In this example, you will use publicly available data for airline on-time statistics and delay causes to demonstrate two more excellent tools for data visualization: the pivot table and the stacked bar chart. This data is available at the U.S. Department of Transportation Bureau of Transportation Statistics web site. This is a topic familiar to most of us who travel on airlines, and the data available groups flight delays into several groups:
- Delays caused by the airlines, such as late-arriving flight crews
- Delays caused by airport security
- Delays caused by weather
- Delays caused by National Aviation System delay
This data includes the number of occurrences of these delays and the actual time. For this example, you will examine the number of occurrences of the delays. The data available from the web site allows a time period to be specified. In this example, you will be examining data for 2013, and the data is grouped by month.
The pivot table is similar to the bubble chart in that it allows a large number of attributes to be viewed with one component. The pivot table is purely tabular and allows data for a time period with a number of categories to be viewed. Figure 1 shows how to set up the pivot table.
FIGURE 1. Pivot table configuration
As you can see in Figure 1, you are examining data for each airline on a per-month basis. The metrics you are examining are the occurrence of the four delays discussed earlier. Notice the button underneath the tooltip labeled Swap Rows and Columns. With this button you can make your columns airlines and make your rows the months and delay data. This capability is the reason this table is called a pivot table. Figure 2 shows the pivot table. Note that the months are shown as numbers, such as 1 for January, 2 for February, and so on.
FIGURE 2. Pivot table for airline delay data
Figure 3 shows the same table “pivoted.” Note that in this view you can view more data on one screen. Also note that data is summed for each category of delay at the bottom of the pivot table. You enable this feature using the View Options menu in the upper right corner of the pivot table. The pivot table enables large amounts of data to be viewed. Every part of the pivot table is selectable, including row and column headings, as well as the data.
FIGURE 3. “Pivoted” flight delay table with summaries
The pivot table is useful for displaying large amounts of attribute values when you need to view the actual values, similar to a spreadsheet, and do summations on the data. The pivot table is also useful for viewing the actual values of attributes after refinements have been set on other controls that are more visual, such as the map component or a graph. You can export the pivot table to a CSV file; this feature is available from the Actions menu in the upper-right corner of the component. To view more rows in the pivot table, it is advisable to set the number of rows to a higher number, as shown in Figure 4, where we have set the value to 45.
FIGURE 4. Table height for pivot table
Now that we have covered the pivot table for the airline data, you will examine one final visualization component, the stacked bar graph.
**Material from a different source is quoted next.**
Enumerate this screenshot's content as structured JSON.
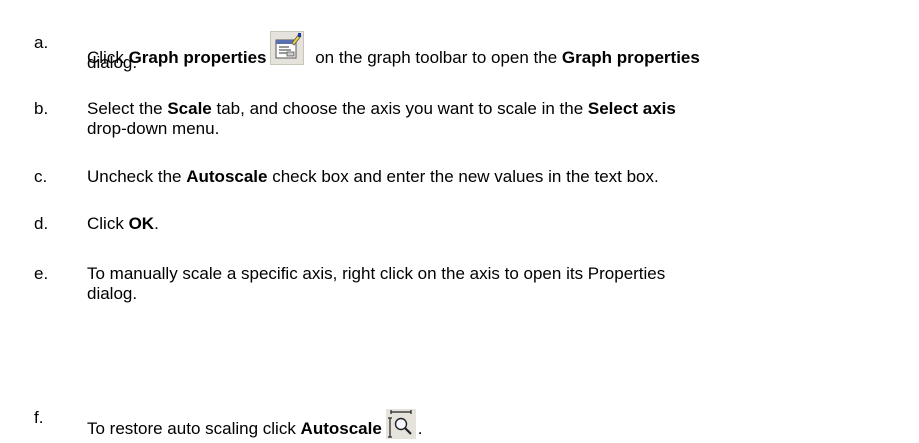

The stacked bar graph can also depict all four types of delays. For this example, we have chosen Percentage Stacked Bars, which displays a single uniform vertical bar for each group dimension value, with a proportional section showing the percentage for each chart series. Figure 5 shows the delay data per airline.
FIGURE 5. Stacked bar graph for airline delay data
Examining this chart reveals that airlines have similar proportions for each type of delay. Hawaiian Airlines has a low occurrence of NAS delays, which are defined as “delays and cancellations attributable to the National Aviation System that refer to a broad set of conditions, such as nonextreme weather conditions, airport operations, heavy traffic volume, and air traffic control.” Since Hawaii is far removed from the U.S. mainland and is in a time zone three hours later than U.S. Pacific Time, it is far less likely to be affected by such delays. What is most fascinating about this graph is the relative insignificance of weather, which is counterintuitive for most of us.